Many argue that these arrests are signs that Macky Sall is following through on his vow to fight government corruption, while others raise questions considering both Mayor Sall and Karim Wade were two potentially leading candidates in the 2019 presidential race to unseat the incumbent president. A leading criticism surrounds Macky Sall’s reinstatement of the Court for the Repression of Illicit Enrichment (CREI), which has not existed for over three decades. Those against Sall assert that this move is just one way to authoritatively consolidate power by arresting, and in Wade’s case convicting, those who oppose him. The plot thickens when, two days before Karim Wade’s conviction on embezzlement charges, he was chosen as the candidate of the main opposition party for the 2019 election. Facing harsh criticism from United Nations Working Group of Arbitrary Detention and Senegal’s League of Human Rights on the legitimacy of the arrest, after serving three years of a six year sentence, President Macky Sall pardoned Karim Wade but did not forgive the $230 million fine that has yet to be paid. After being released, Wade fled to Qatar where he remains, with no chance to run for president.

Meanwhile, Khalifa Sall’s arrest and continuing detention, while he awaits trial on embezzlement changes raises similar questions surrounding the legitimacy of the case against him and around Macky Sall’s administration’s motives behind the arrest. Is it a coincidence that Khalifa Sall, a potential presidential candidate, is still in detention and awaiting trial? I do not think it is. The lawyers of the detained Sall have made numerous appeals for his release so that he may campaign for president while awaiting trial. They have only been met with avoidance and stagnation by the judiciary, thus preventing him from running an active campaign for president.

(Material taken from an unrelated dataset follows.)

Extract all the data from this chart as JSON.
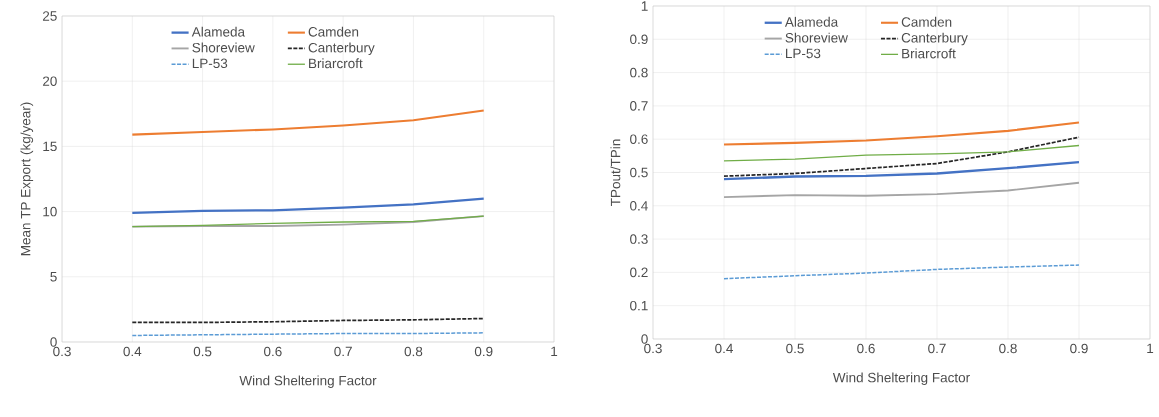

Maintaining the theme of consolidating power, like executive aggrandizement, Bermeo explains that the manipulation of elections, by keeping opponents from running as President Sall’s administration is doing, is another form of democratic backsliding (Bermeo, 13). While the Sall administration claims that the charges of fraud are legitimate, and the defendants maintain their innocence, the perspective that really matters is that of the judicial body ruling on the trials — the CREI, a court that Macky Sall reinstated for the exact purpose of trying Karim Wade. Once again, Macky Sall has worked, and continues to work within the parameters of his power and the constitution to manipulate the balance of power and decision-making to benefit his authority and rule. After vowing to fight corruption and promising to be a president uninterested in an authoritative grip on power during his campaign, Sall supports can make a superficial argument that he has followed through on his promises. However below the surface, Sall has made calculated strategic plays to consolidate power.